It was 1517, the time of the Reformation. Catholics and Protestants were at war. How did The Garden of Earthly Delights survive this difficult time ?
The Garden of Earthly Delights can seem profound to different people, for different reasons, and even to different societies and different eras. The next chapter of the story of this painting is about a quite an amazing turn around in how it was perceived.
Hendrik III of Nassau kept the painting safe until 1938 when the Nassau family completely lost their power. The picture was inherited from Hendrik III of Nassau by his nephew William "The Silent", the protestant rebel who attempted to get Catholic Spain out of Netherlands. In this religious war that lasted 80 years works of art and books of knowledge were destroyed, burned in great public bonfires. Bosh's painting was a product of a liberal Catholic Renaissance. It could afford a degree of experimentalism that would be much more difficult once catholic protestant wars broke out, and fundamentalism was the score on both sides.
In 1568 The Garden of Earthly Delights which might well have been in danger from its protestant owner, was confiscated from the Nassau Palace by Spanish troupes. In 1591 it entered the art collection of the Spanish king Philip II. He was Catholic and wanted to beat down the rise of the Protestantism, and he used the offices of the inquisition to do it. For Phillip II Bosh's art was basically, propaganda for Catholic values, besides The Garden of Earthly Delights, the king acquired other religious works painted by Bosh, including thi table top:
This curious work pictures heavenly goodness around the corners, Jesus ruling in glory on right corner, but he is also pictured in the centre, in the pupil of an eye and going around, the pictures of earthly badness.

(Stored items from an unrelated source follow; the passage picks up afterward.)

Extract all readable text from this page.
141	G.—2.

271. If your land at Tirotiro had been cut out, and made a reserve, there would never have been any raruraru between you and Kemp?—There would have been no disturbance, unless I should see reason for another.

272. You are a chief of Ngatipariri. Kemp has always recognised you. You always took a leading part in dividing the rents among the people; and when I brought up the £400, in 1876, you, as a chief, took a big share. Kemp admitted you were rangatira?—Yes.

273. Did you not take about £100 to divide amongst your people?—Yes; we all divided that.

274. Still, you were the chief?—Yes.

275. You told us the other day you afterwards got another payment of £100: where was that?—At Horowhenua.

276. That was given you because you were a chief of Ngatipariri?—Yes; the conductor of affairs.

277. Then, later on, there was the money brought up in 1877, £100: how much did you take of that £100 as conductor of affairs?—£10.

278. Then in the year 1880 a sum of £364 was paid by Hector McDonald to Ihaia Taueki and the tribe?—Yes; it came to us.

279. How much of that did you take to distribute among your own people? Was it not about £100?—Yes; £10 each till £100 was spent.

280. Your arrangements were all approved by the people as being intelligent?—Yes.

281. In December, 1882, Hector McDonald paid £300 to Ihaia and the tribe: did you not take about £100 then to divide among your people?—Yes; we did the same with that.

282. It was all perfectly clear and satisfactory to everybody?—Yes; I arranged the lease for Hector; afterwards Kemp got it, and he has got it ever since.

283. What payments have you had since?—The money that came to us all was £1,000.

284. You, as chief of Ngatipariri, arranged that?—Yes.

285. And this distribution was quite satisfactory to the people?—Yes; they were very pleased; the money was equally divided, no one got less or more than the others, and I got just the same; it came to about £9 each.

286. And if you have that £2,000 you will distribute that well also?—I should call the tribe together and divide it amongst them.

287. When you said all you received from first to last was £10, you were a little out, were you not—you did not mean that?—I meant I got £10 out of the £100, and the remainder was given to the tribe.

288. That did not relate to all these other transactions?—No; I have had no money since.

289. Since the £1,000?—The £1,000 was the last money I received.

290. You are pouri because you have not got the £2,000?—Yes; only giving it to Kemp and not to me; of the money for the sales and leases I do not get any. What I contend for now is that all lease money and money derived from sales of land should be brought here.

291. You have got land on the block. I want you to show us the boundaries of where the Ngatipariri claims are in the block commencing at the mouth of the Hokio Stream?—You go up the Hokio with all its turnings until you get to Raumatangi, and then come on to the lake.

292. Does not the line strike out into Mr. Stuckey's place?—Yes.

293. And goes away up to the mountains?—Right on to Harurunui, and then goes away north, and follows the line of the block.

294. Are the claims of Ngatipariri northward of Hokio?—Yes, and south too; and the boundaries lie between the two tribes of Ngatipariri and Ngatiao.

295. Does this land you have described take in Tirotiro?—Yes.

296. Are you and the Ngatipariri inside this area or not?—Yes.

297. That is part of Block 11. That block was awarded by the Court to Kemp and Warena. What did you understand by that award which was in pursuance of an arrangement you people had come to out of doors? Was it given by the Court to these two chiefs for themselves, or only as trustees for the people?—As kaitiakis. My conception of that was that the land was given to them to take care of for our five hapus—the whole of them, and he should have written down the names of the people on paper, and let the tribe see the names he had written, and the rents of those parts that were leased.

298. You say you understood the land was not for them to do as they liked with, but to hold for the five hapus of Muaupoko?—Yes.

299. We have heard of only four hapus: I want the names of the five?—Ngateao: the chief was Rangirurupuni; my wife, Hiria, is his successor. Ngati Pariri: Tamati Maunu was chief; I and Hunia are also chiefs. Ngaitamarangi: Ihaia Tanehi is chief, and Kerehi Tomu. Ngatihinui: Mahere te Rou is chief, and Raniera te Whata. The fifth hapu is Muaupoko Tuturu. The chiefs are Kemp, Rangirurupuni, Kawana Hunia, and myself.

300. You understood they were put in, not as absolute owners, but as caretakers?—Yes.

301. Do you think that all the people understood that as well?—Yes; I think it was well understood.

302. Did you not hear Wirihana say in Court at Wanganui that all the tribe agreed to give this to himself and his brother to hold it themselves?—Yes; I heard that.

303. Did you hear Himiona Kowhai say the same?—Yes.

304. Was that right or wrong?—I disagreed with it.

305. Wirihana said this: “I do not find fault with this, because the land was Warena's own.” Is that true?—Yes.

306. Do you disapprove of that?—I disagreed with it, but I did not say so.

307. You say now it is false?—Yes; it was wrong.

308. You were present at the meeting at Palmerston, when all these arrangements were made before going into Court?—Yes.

The seven deadly sins. Together they sum up the things we must not do. What will happen to us if we do it ? Where human existence is leading to ? What are the aims of God ? Where do we stand with those aims ? We all must be moral, we all must look within, and it is that moral imperative that those pictures are reminding us of.
For the sin of lust, aristocrats feed each other, court each other and listen to the sound of aristocratic music, represented by the instruments in the picture.
When Philip turned to the Garden of Earthly Delights, he saw that Bosh painted music as torture. Musical instruments, become torture instruments.
And the theme of feeding was painted as a sign of sensuality, extended in the painting in many ways ...
When humans gather in clusters, ready for food, is almost as if they have been grown themselves, like human fruit, fresh bodies ready for other bodies to enjoy.
It is amusing for contemporary people, but for Philip II it was really serious, it was art exposing religious wrong doing.
It was a time of religious high anxiety, people were checked for wrong thinking. For heresy they were often tortured. Paintings were checked for heresy and often they were burned. The inquisition went about this business with great enthusiasm and it was on this climate that The Garden of Earthly Delights with all this unpredictable weirdness and colours, sensuality, giant birds dropping fruits into the mouths of nude humans ... in the climate of religious paranoia, The Garden of the Earthly Delights survived.
The inquisition office officially cleared Bosh's painting from heresy ... but how come if there is a picture of pig dressed as nun ...?
It is a beautiful pig seducing a man to sign a legal document, presumably signing away all his money. It is only right to satirize church corruption, the inquisition said. Church dogma can never be questioned, but actual church practice must always be monitored.
The Garden of Earthly Delights did not always have that title, we don't know what Bosh called it, but we do know that Phillips officials called it The Strawberry Painting.
The key to this painting's power is that Bosh shows us that is possible to look inside your head without morality and come up with a picture for that feeling ... the art of the unconscious ... when the feelings we have but we don't know we have are shown by art.